If you are in need of financial help to get through school then scholarships might be just the way to go. Although a scholarship is a monetary award it is not always based on financial need.  It’s free money and you earned it through your self-discipline and hard work.

Kim Hartwell, Scholarship Program Manager at the Palomar College Foundation, says that all students are eligible to apply for one or more of over 120 scholarships available every year.  

Flickr Creative Commons
Flickr Creative Commons

Considerations before applying:

  • Types of scholarships

A scholarship could be career specific, such as nursing, sports or arts; student specific, such as gender, race, a potentially successful sports figure or religion; or school specific, where the college will disperse an award to an accepted qualified student.

  • When to apply

Ideally the time to apply for a scholarship would be in high school.

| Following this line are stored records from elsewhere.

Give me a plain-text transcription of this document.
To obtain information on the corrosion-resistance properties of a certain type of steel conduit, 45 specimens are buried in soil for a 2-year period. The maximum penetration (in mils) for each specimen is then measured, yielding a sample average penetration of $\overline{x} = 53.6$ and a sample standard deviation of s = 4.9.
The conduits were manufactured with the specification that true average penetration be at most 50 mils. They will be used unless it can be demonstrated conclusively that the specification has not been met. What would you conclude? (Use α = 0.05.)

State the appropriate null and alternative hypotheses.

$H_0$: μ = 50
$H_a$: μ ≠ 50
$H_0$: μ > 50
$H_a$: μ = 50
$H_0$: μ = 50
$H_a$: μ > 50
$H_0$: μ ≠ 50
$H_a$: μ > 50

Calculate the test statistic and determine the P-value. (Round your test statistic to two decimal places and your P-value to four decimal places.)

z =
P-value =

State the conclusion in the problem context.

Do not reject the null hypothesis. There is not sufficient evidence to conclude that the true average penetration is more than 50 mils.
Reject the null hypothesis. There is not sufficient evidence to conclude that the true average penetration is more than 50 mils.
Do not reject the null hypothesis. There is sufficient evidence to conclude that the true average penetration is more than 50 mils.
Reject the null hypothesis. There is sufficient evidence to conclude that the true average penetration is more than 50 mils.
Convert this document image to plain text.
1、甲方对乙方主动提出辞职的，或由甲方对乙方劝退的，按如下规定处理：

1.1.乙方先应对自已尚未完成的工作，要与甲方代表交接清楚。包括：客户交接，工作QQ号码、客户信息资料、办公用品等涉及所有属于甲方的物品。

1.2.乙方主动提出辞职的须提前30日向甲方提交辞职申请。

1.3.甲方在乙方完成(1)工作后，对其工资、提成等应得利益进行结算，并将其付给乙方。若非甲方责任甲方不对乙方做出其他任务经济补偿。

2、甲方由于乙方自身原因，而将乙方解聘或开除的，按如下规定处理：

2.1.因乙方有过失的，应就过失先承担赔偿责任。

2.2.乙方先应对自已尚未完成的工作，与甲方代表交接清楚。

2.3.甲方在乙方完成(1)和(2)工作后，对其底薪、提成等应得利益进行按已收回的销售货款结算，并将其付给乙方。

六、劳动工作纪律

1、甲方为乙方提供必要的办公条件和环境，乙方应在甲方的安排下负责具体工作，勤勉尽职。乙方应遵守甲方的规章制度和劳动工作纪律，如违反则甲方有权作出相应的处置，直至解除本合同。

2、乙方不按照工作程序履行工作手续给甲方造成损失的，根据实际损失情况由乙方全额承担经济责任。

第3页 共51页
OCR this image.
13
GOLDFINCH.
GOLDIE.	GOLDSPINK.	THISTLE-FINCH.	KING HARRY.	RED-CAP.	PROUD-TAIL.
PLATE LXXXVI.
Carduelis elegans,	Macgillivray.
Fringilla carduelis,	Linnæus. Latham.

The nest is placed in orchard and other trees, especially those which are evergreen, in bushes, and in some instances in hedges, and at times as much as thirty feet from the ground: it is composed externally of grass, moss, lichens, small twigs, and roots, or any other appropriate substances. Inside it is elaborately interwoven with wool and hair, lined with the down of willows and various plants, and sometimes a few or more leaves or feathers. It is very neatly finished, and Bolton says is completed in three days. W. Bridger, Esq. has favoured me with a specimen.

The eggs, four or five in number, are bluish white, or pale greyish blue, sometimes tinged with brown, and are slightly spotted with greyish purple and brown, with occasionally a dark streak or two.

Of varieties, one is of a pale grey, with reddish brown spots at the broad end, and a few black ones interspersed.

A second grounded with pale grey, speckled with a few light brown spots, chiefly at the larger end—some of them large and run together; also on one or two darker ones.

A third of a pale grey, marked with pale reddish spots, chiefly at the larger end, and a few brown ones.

Some of the scholarships you might be looking at could take longer to process. Then again some will take only a few months.  At Palomar you should apply in the early spring for a fall award.

  • Eligibility and financial aid   

Wes Luther, an analyst in Financial Aid, said that obtaining an award will not affect any grant eligibility; but it might affect the amount of money available as a student loan.  To be eligible one must be enrolled or accepted to enroll at Palomar, maintaining a satisfactory academic progress, have a high school diploma or an equivalent such as a GED, be a citizen or eligible non-citizen, and show proof of financial need (may only apply to some applications).

  • Apply online

Only one application is necessary and it’s completed online only, through a third-party server.  You’ll need an essay, a letter of recommendation (LOR), and your application.  Be sure to attach everything before the application is submitted.

Your essay is about your challenges, obstacles faced, work experience, and since you’re human, don’t be afraid to make it personal and keep it under 500 words.

  • Application Review Process

Each student will be given a score based on achievements, goals, downfalls, grades, financial abilities, and future plans.   Then the student are matched with scholarship ; highest scoring applicants usually qualify for more than one scholarship.

  • Waiting to hear

An email is then sent to the students receiving awards with the amount and the donors name.  You will be expected to send a thank-you note to your donor and meet with them on Honors Night, which is held in May.

Honors Night makes it possible to commemorate all those involved in the process, especially the students.  “It’s a great evening of celebration for the student, donor, and the Foundation,” said Hartwell.